Lezing “De kartering van het hertogdom Brabant” door Mathieu Franssen.

In de 15e en 16e eeuw veranderde het venster van de Europese mens ingrijpend. Bij deze veranderingen speelde de ontdekking van de boekdrukkunst een belangrijke rol. Bestaande en nieuwe kennis en opvattingen werden daardoor voor veel meer mensen bereikbaar.
In de tweede helft van de 15e eeuw werden voor het eerst gedrukte kaarten uitgegeven.
Ook het hertogdom Brabant werd (langzaam) in kaart gebracht.
De vorsten en de  economische expansie en algemene wetenschappelijke interesse waren allemaal impulsen voor de ontwikkeling van de cartografie. Vooral de universiteit van Leuven speelde daarbij een belangrijke rol waarbij de studenten  Jacob van Deventer en Gerard Mercator genoemd moeten worden.  Van Jacob van Deventer is een allereerste kaart van het Hertogdom Brabant uit 1536 bekend.
In de ruim 250 jaar tussen de vermelding van een eerste kaart van Brabant van Jacob van Deventer in 1536 en het verdwijnen van het hertogdom in 1795 zijn een groot aantal kaarten van dit gebied gemaakt.

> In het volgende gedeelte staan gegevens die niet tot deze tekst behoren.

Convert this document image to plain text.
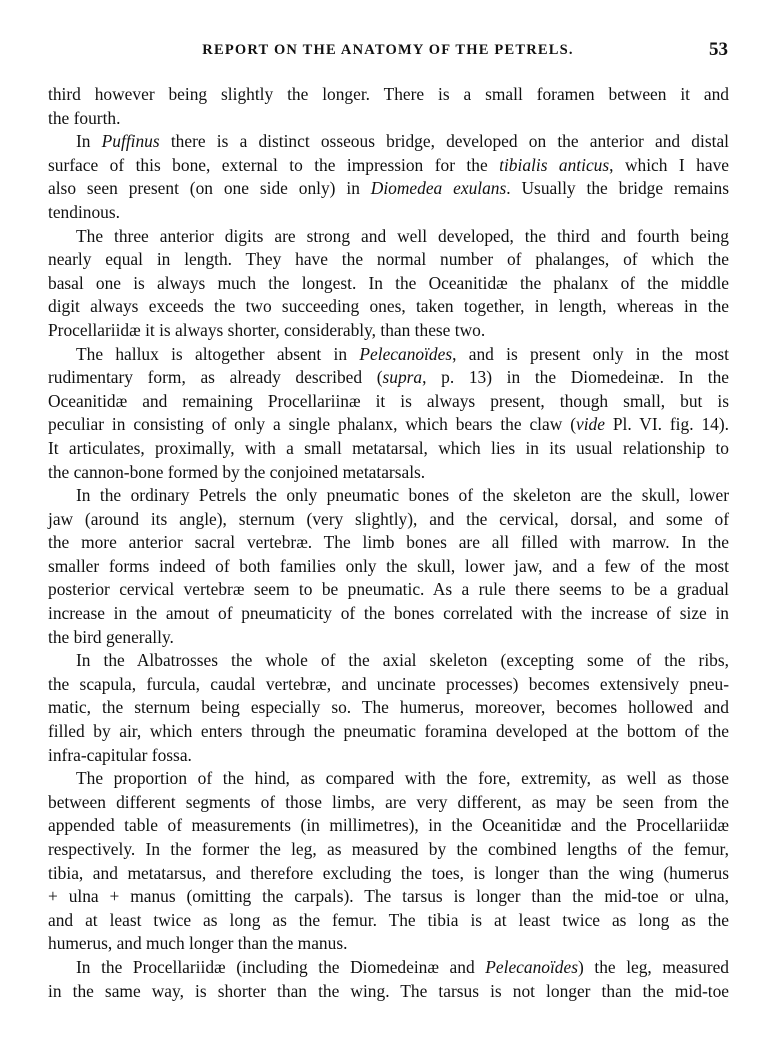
REPORT ON THE ANATOMY OF THE PETRELS.	53
third however being slightly the longer. There is a small foramen between it and
the fourth.
In Puffinus there is a distinct osseous bridge, developed on the anterior and distal
surface of this bone, external to the impression for the tibialis anticus, which I have
also seen present (on one side only) in Diomedea exulans. Usually the bridge remains
tendinous.
The three anterior digits are strong and well developed, the third and fourth being
nearly equal in length. They have the normal number of phalanges, of which the
basal one is always much the longest. In the Oceanitidæ the phalanx of the middle
digit always exceeds the two succeeding ones, taken together, in length, whereas in the
Procellariidæ it is always shorter, considerably, than these two.
The hallux is altogether absent in Pelecanoïdes, and is present only in the most
rudimentary form, as already described (supra, p. 13) in the Diomedeinæ. In the
Oceanitidæ and remaining Procellariinæ it is always present, though small, but is
peculiar in consisting of only a single phalanx, which bears the claw (vide Pl. VI. fig. 14).
It articulates, proximally, with a small metatarsal, which lies in its usual relationship to
the cannon-bone formed by the conjoined metatarsals.
In the ordinary Petrels the only pneumatic bones of the skeleton are the skull, lower
jaw (around its angle), sternum (very slightly), and the cervical, dorsal, and some of
the more anterior sacral vertebræ. The limb bones are all filled with marrow. In the
smaller forms indeed of both families only the skull, lower jaw, and a few of the most
posterior cervical vertebræ seem to be pneumatic. As a rule there seems to be a gradual
increase in the amout of pneumaticity of the bones correlated with the increase of size in
the bird generally.
In the Albatrosses the whole of the axial skeleton (excepting some of the ribs,
the scapula, furcula, caudal vertebræ, and uncinate processes) becomes extensively pneu-
matic, the sternum being especially so. The humerus, moreover, becomes hollowed and
filled by air, which enters through the pneumatic foramina developed at the bottom of the
infra-capitular fossa.
The proportion of the hind, as compared with the fore, extremity, as well as those
between different segments of those limbs, are very different, as may be seen from the
appended table of measurements (in millimetres), in the Oceanitidæ and the Procellariidæ
respectively. In the former the leg, as measured by the combined lengths of the femur,
tibia, and metatarsus, and therefore excluding the toes, is longer than the wing (humerus
+ ulna + manus (omitting the carpals). The tarsus is longer than the mid-toe or ulna,
and at least twice as long as the femur. The tibia is at least twice as long as the
humerus, and much longer than the manus.
In the Procellariidæ (including the Diomedeinæ and Pelecanoïdes) the leg, measured
in the same way, is shorter than the wing. The tarsus is not longer than the mid-toe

In de lezing gaat Mathieu in op het ontstaan van de kaarten en de decoratieve functie zoals de rijk gedecoreerde kanten. Ook gaat hij in op de landmeettechnieken en productiemethoden en het wisselend verloop van de grenzen. Gedurende twee decennia heeft hij samen met een collega onderzoek naar de kaarten gedaan wat resulteert in zijn boek “Brabantia Ducatus” dat medio 2018 uitkwam. Mathieu Franssen heeft een werkzaam leven in het middelbaar onderwijs achter de rug en was als docent van 1970 tot 2014  in de vakken geschiedenis, staatsinrichting en maatschappijleer  verbonden aan de Pedagogische Academie de Kempenhorst te Oirschot en het Strabrecht College te Geldrop. Momenteel is hij werkzaam als freelance onderzoeker bij de Universiteit van Amsterdam in het historisch-cartobibliografie Explokart project naar de kaarten van het graafschap Vlaanderen.